Two years into the COVID-19 pandemic, Manitoba has gone trough a journey with unprecedented challenges.
Since the start of the pandemic, Manitoba has reported more than 130,000 cases of COVID-19 and more than 1,700 deaths.
These statistics measure a two-year-long pandemic that’s hit health care in the province hard.
“One thing this pandemic has shown us is how tenuous our health-care system is,” said Dr. Kristjan Thompson, president of Doctors Manitoba,
According to Dr. Philippe Lagace-Wiens, a medical microbiologist, the system was not ready for the back-to-back waves or surges of patients needing hospital care
“Our health-care system has been designed over years and years and through consultation processes to try and get it so refined that it works at 95 to 98 per cent capacity all the time, so it can’t even really respond to a bad influenza season let alone a global pandemic,” said Lagace-Wiens.
He said increasing capacity requires investment.
“You have to accept that there is going to be some extra cost that isn’t necessarily utilized at 98 per cent,” he said.
Dr.
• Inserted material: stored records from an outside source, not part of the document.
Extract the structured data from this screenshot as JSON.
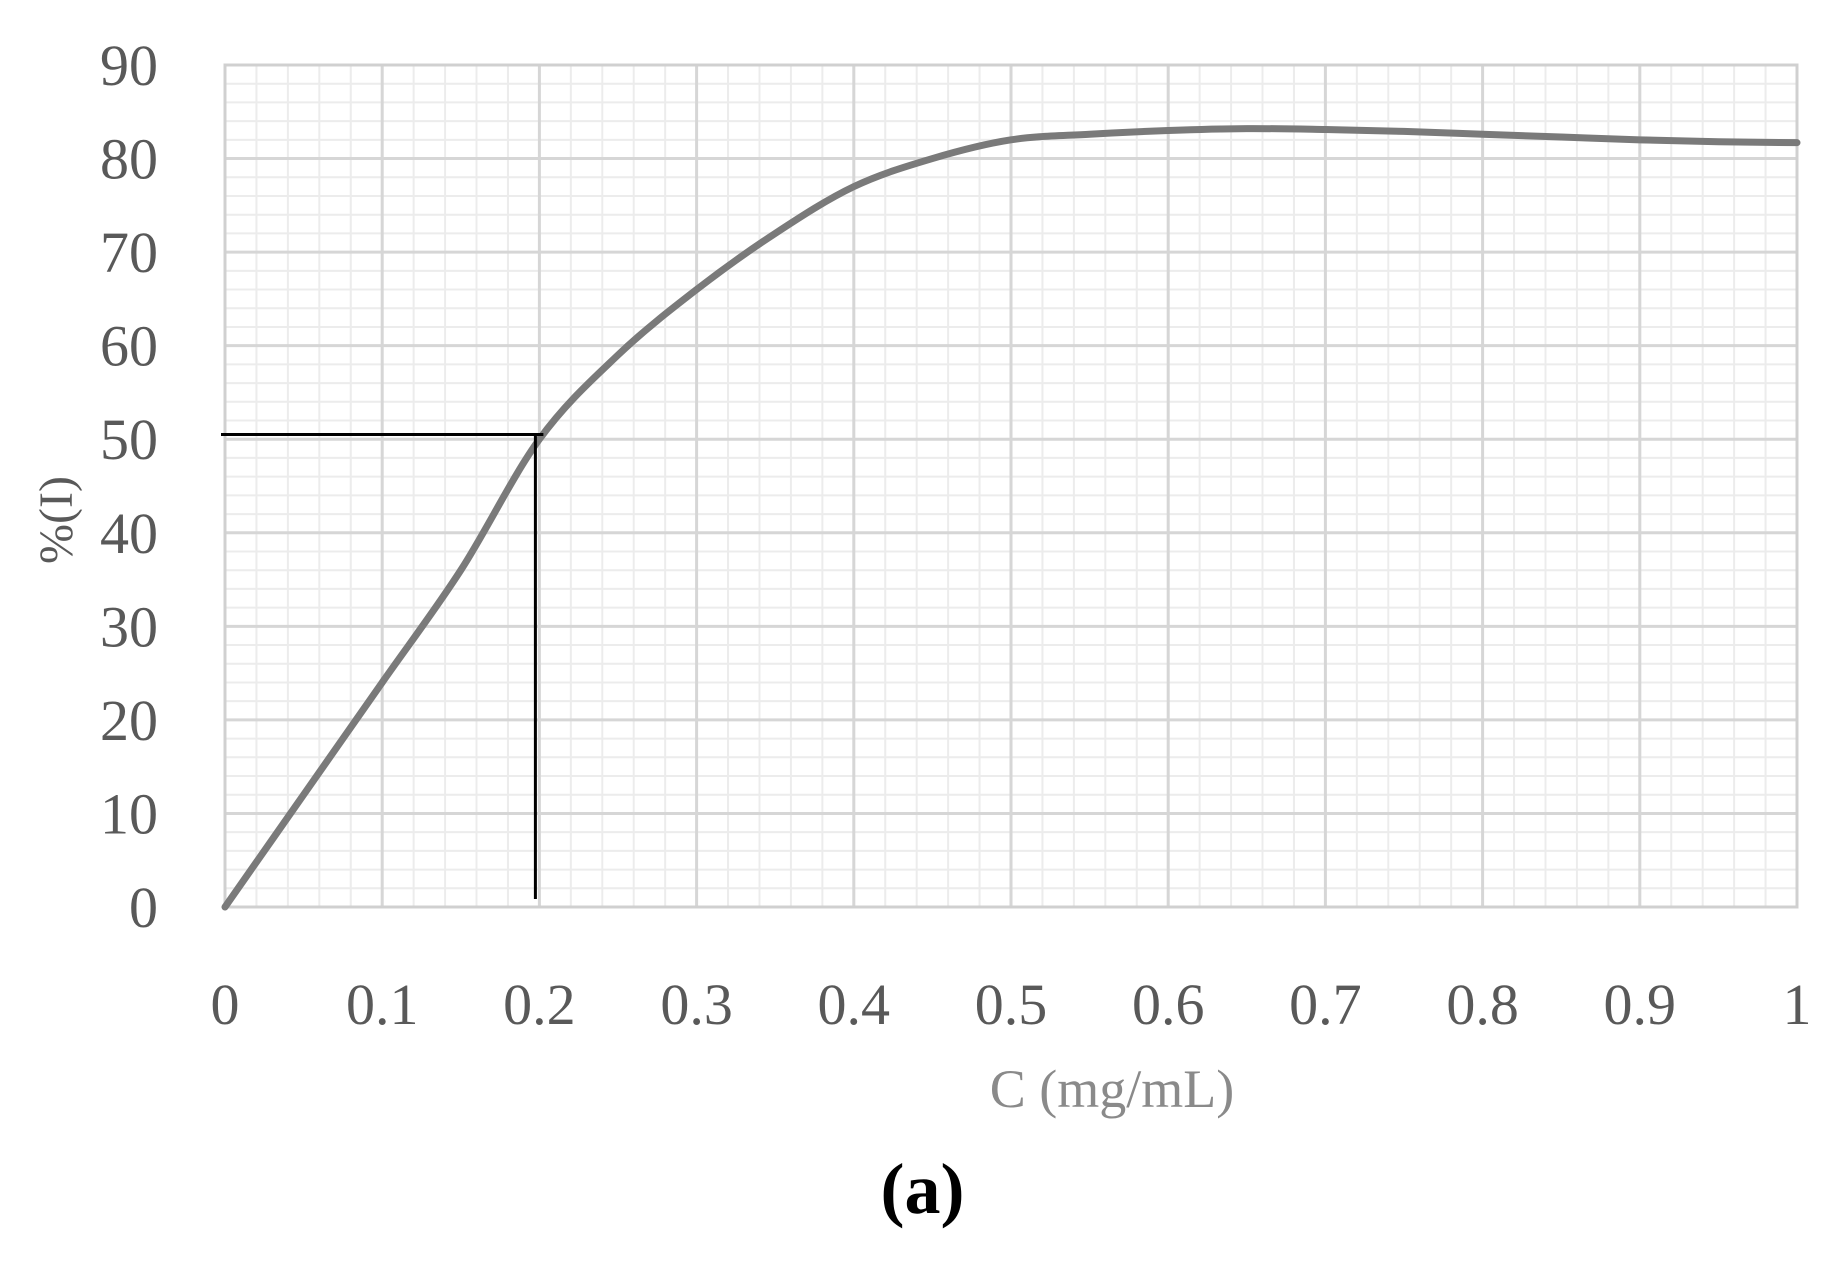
{
  "chart_data": {
    "type": "line",
    "xlabel": "C (mg/mL)",
    "ylabel": "%(I)",
    "panel_label": "(a)",
    "xlim": [
      0,
      1
    ],
    "ylim": [
      0,
      90
    ],
    "x_ticks": [
      "0",
      "0.1",
      "0.2",
      "0.3",
      "0.4",
      "0.5",
      "0.6",
      "0.7",
      "0.8",
      "0.9",
      "1"
    ],
    "y_ticks": [
      "0",
      "10",
      "20",
      "30",
      "40",
      "50",
      "60",
      "70",
      "80",
      "90"
    ],
    "grid": true,
    "series": [
      {
        "color": "#7a7a7a",
        "x": [
          0,
          0.05,
          0.1,
          0.15,
          0.2,
          0.25,
          0.3,
          0.35,
          0.4,
          0.45,
          0.5,
          0.55,
          0.6,
          0.65,
          0.7,
          0.75,
          0.8,
          0.85,
          0.9,
          0.95,
          1.0
        ],
        "y": [
          0,
          12,
          24,
          36,
          50,
          59,
          66,
          72,
          77,
          80,
          82,
          82.6,
          83,
          83.2,
          83.1,
          82.9,
          82.6,
          82.3,
          82.0,
          81.8,
          81.7
        ]
      }
    ],
    "annotation": {
      "description_color": "#000000",
      "x": 0.2,
      "y": 50.5
    }
  }
}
Bob Bell, former Ontario deputy minister of health and long-term care, said the surge capacity issue isn’t isolated to Manitoba.
His idea is to build intermediate or transitional-care centres into the system to free up hospital space and resources.
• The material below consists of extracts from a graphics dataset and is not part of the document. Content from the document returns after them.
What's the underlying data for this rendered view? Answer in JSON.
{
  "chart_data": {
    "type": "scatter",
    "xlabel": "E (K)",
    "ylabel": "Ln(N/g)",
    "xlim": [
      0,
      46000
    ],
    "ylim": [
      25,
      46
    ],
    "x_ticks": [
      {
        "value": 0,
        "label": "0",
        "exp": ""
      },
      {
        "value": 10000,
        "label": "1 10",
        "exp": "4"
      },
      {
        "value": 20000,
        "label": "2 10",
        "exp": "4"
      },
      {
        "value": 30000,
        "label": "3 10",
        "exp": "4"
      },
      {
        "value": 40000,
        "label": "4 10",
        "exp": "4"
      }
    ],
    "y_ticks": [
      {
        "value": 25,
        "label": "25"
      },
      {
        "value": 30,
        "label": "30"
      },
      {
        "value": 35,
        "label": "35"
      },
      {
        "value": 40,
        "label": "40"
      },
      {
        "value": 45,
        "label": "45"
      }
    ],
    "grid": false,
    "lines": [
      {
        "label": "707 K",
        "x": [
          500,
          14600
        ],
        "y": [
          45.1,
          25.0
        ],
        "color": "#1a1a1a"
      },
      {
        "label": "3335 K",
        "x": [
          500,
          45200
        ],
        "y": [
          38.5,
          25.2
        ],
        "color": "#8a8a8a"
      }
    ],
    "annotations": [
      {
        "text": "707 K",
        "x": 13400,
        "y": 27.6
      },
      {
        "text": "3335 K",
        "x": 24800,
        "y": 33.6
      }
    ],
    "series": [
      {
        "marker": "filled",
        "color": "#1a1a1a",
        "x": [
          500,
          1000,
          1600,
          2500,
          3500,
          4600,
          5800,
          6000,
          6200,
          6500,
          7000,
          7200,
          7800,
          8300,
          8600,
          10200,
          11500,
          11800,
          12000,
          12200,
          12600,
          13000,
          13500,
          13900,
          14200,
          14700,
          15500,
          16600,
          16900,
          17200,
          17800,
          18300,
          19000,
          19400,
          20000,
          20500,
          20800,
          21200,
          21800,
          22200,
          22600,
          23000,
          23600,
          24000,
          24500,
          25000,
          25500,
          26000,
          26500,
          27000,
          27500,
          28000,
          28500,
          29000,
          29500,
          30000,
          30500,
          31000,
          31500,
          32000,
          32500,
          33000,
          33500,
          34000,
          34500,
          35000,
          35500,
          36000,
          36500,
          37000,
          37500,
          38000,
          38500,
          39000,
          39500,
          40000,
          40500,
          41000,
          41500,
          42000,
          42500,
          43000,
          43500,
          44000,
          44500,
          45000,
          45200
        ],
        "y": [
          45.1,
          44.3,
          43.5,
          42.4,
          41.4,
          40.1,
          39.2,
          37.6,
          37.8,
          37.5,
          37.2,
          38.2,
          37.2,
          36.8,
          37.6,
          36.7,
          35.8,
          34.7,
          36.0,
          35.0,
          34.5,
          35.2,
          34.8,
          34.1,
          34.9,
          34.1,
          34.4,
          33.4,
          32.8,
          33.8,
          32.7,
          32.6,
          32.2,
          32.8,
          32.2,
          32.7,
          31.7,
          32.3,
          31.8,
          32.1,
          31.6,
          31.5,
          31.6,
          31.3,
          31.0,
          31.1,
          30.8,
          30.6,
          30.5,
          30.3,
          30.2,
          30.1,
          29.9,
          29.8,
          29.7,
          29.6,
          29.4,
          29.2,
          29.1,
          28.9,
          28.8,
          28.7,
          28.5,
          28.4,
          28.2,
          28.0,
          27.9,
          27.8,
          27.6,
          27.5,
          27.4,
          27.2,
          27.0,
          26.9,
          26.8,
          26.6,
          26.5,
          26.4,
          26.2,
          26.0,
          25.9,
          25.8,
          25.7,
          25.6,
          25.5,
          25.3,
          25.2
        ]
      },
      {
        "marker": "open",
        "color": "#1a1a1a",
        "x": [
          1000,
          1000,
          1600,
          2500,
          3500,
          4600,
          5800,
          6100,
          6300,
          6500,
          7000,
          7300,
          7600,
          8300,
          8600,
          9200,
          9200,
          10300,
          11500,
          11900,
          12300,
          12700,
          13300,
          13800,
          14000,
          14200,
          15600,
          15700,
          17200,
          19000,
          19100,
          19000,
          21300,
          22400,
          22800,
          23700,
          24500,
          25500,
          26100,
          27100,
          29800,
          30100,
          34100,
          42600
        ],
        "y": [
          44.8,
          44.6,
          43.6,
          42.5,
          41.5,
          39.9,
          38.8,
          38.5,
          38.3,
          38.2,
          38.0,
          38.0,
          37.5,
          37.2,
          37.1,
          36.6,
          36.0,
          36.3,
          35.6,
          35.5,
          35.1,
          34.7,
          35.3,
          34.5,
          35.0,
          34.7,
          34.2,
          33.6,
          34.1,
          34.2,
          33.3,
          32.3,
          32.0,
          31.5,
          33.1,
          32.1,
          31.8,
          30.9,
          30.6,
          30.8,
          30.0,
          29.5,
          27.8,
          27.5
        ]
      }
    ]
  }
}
“It’s less expensive than hospitals. We don’t have to worry about the labs. We don’t have to worry about the ORs. We don’t need the same skill mix of all RN staff that we often see in hospital units,” Bell said
Darlene Jackson, president of the Manitoba Nurses Union, said what’s also needed are ways to keep the physicians, nurses and homecare staff we have in the province, because training new people is a long-term solution.
“We’re in a global nursing shortage, and for sure a national one, so other provinces are actively vying to hire nurses away from us,” Jackson said.
At the same time, virologist Jason Kindrachuk said other important lessons learned are the airborne transmission of COVID-19, and measuring the spread through wastewater.
“We have to take those out of Covid and move those forward for other emerging viruses because, listen, this is not the last pandemic and certainly not the last emerging virus we are going to see,” Kindrachuk said.
As for transitional beds, a Shared Health spokesperson says there are 279 in the province.
The spokesperson said the beds generally serve patients with fewer needs for a limited amount of time before being they are sent home or to a long-term care facility.